Jawbreaker
Dear You

Universal Records
VÖ: 29.06.2018

This is a story you won´t tell the kids we´ll never have. If you hear this song a hundred times it still won´t be enough.” (Sluttering (May 4th))

Als ich Ende der 1990er-Jahre nach Bonn zog, um dort zu studieren, hatte ich eigentlich keine große Ahnung von Musik. Mit meiner Band spielte ich Crossover mit einem leichten Hardcore-Einschlag und privat hörte ich Indie-Musik, die damals aber noch unter dem Namen „Alternative“ firmierte. 

In Bonn gab es damals aber eine sehr aktive Musikszene rund um das Label Scenepolice und die beiden Punkrock-Kneipen Bla und Joey´s Appartment. Außerdem gab es dieses neue, angesagte Genre „Emo“. „Emo“, damals noch kein Schimpfwort und klar als emotionaler Hardcore definiert, ging gerade total durch die Decke. Jimmy Eat World, The Get Up Kids, Hot Water Music und auch Boysetsfire waren die Szenegrößen. Dazu Bands wie Brandtson und Starmarket oder deutsche Vertreter wie Pale oder die unterschätzten Lightsome. Ganz ehrlich, für mich als Eifel-Kind war das total spannend, da ich diese Mischung aus Melodie und Rotz extrem geil fand. 

Also habe ich einen eigenen Mailorder gestartet und Platten von Defiance Records und Scenepolice-bei Hardcore-Shows verkauft. Ich weiß gar nicht, ob das in Zeiten vom Internet heute auch noch so ist, aber früher wurde auf den Shows untereinander noch viel getauscht. Und hier ziehe ich dann auch endlich den Bogen zu Jawbreaker. Denn in Aachen drückte mir jemand ein auf CD-R gebranntes Album von Jawbreaker in die Hand – eine Art Greatest Hits-Bootleg der Band aus New York. Und ganz ehrlich, ich habe es geliebt. Das interessante damals, die Band gab es schon seit vier oder fünf Jahren nicht mehr.
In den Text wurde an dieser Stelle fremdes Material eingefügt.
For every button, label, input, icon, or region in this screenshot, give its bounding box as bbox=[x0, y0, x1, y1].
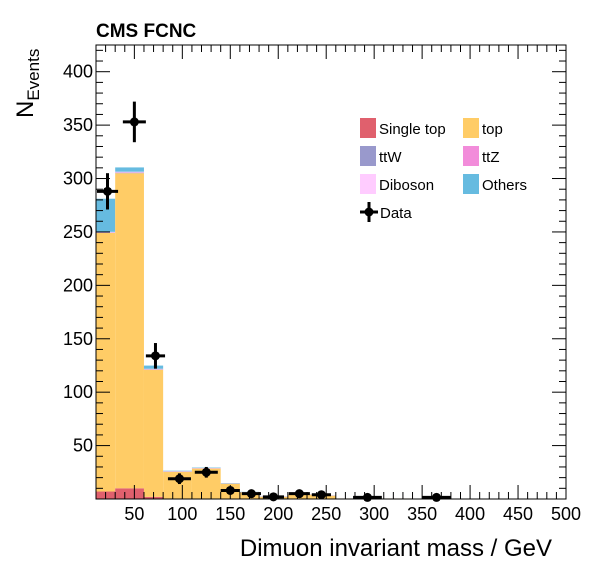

Und trotzdem war sie immer noch in aller Munde. 

Fast 20 Jahre später sitze ich hier und halte eine Wiederauflage von Dear You auf Vinyl in der Hand. Universal hat die Zeichen der Zeit erkannt und das (für mich) beste Album der Band endlich noch mal auf Vinyl veröffentlicht. Warum auch nicht, die Band um Sänger und Gitarrist Blake Schwarzenbach spielt ja auch wieder Konzerte.

Dear You war damals das vierte und bis heute letzte Album von Jawbreaker und wurde 1995 das erste Mal veröffentlicht. Der Opener Save Your Generation ist schon wirklich grandios. Das darauf folgende I Love You So Much It´s Killing Us Both dann aber wirklich über alles erhaben.

Das Interessante aber, die Band selbst zerbrach an dem Major-Deal, den sie kurz zuvor unterschrieben hatten. Wie schon zur besten Grunge-Zeit veröffentlichten die großen Label im Zuge des Erfolgs von Green Day und The Offspring alles, was sich in der Punkrock Szene schon einen Namen gemacht hatte. Aber gerade bei Jawbreaker sollte das nicht wirklich funktionieren. Bereits im Studio gab es erste zwischenmenschliche Probleme innerhalb der Band, und als sich dann auch noch die Punkszene gegen die Band stellte, war klar, dass es keine Zukunft mehr für Jawbreaker geben kann. Und so kam es auch, dass die Band sich ein knappes Jahr nach Veröffentlichung des Albums auflöste.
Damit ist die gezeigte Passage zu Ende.